Precise Predictions for the Higgs-Boson Masses in the NMSSM

TL;DR

This paper provides precise theoretical predictions for the Higgs boson masses within the NMSSM, incorporating full one-loop and dominant two-loop corrections to match experimental accuracy.

Contribution

It introduces a comprehensive calculation of Higgs masses in the NMSSM using a Feynman-diagrammatic approach with advanced loop corrections, enhancing prediction precision.

Findings

Predicted Higgs mass aligns with observed 125 GeV within theoretical uncertainties.

Two-loop corrections significantly improve the accuracy of mass predictions.

Analysis confirms the validity of the approximation methods used at the two-loop level.

Abstract

The particle discovered in the Higgs boson searches at the LHC with a mass of about 125 GeV can be identified with one of the neutral Higgs bosons of the Next-to-Minimal Supersymmetric Standard Model (NMSSM). We calculate predictions for the Higgs-boson masses in the NMSSM using the Feynman-diagrammatic approach. The predictions are based on the full NMSSM one-loop corrections supplemented with the dominant and sub-dominant two-loop corrections within the Minimal Supersymmetric Standard Model (MSSM).
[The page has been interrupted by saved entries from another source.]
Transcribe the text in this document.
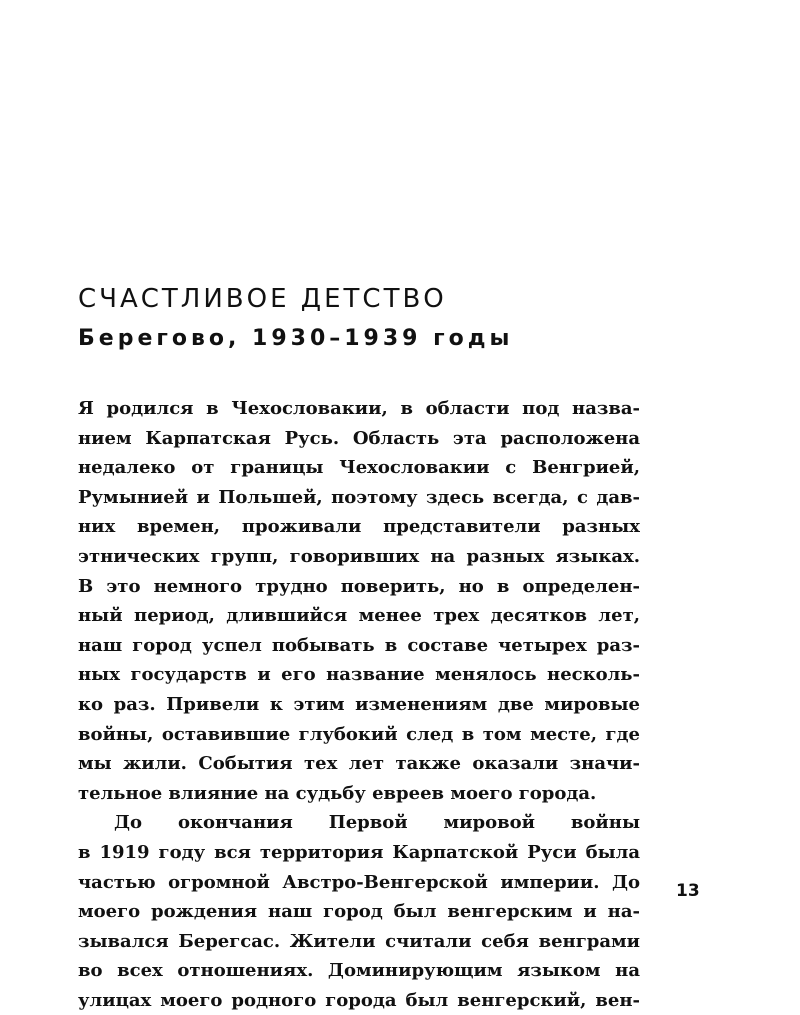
СЧАСТЛИВОЕ ДЕТСТВО
Берегово, 1930–1939 годы
Я родился в Чехословакии, в области под назва-
нием Карпатская Русь. Область эта расположена
недалеко от границы Чехословакии с Венгрией,
Румынией и Польшей, поэтому здесь всегда, с дав-
них времен, проживали представители разных
этнических групп, говоривших на разных языках.
В это немного трудно поверить, но в определен-
ный период, длившийся менее трех десятков лет,
наш город успел побывать в составе четырех раз-
ных государств и его название менялось несколь-
ко раз. Привели к этим изменениям две мировые
войны, оставившие глубокий след в том месте, где
мы жили. События тех лет также оказали значи-
тельное влияние на судьбу евреев моего города.
До окончания Первой мировой войны
в 1919 году вся территория Карпатской Руси была
частью огромной Австро-Венгерской империи. До
моего рождения наш город был венгерским и на-
зывался Берегсас. Жители считали себя венграми
во всех отношениях. Доминирующим языком на
улицах моего родного города был венгерский, вен-
13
These include contributions at $\mathcal{O}{\left(\alpha_t \alpha_s, \alpha_b \alpha_s, \alpha_t^2,\alpha_t\alpha_b\right)}$, as well as a resummation of leading and subleading logarithms from the top/scalar top sector. Taking these corrections into account in the prediction for the mass of the Higgs boson in the NMSSM that is identified with the observed signal is crucial in order to reach a precision at a similar level as in the MSSM. The quality of the approximation made at the two-loop level is analysed on the basis of the full one-loop result, with a particular focus on the prediction for the Standard Model-like Higgs boson that is associated with the observed signal. The obtained results will be used as a basis for the extension of the code FeynHiggs to the NMSSM.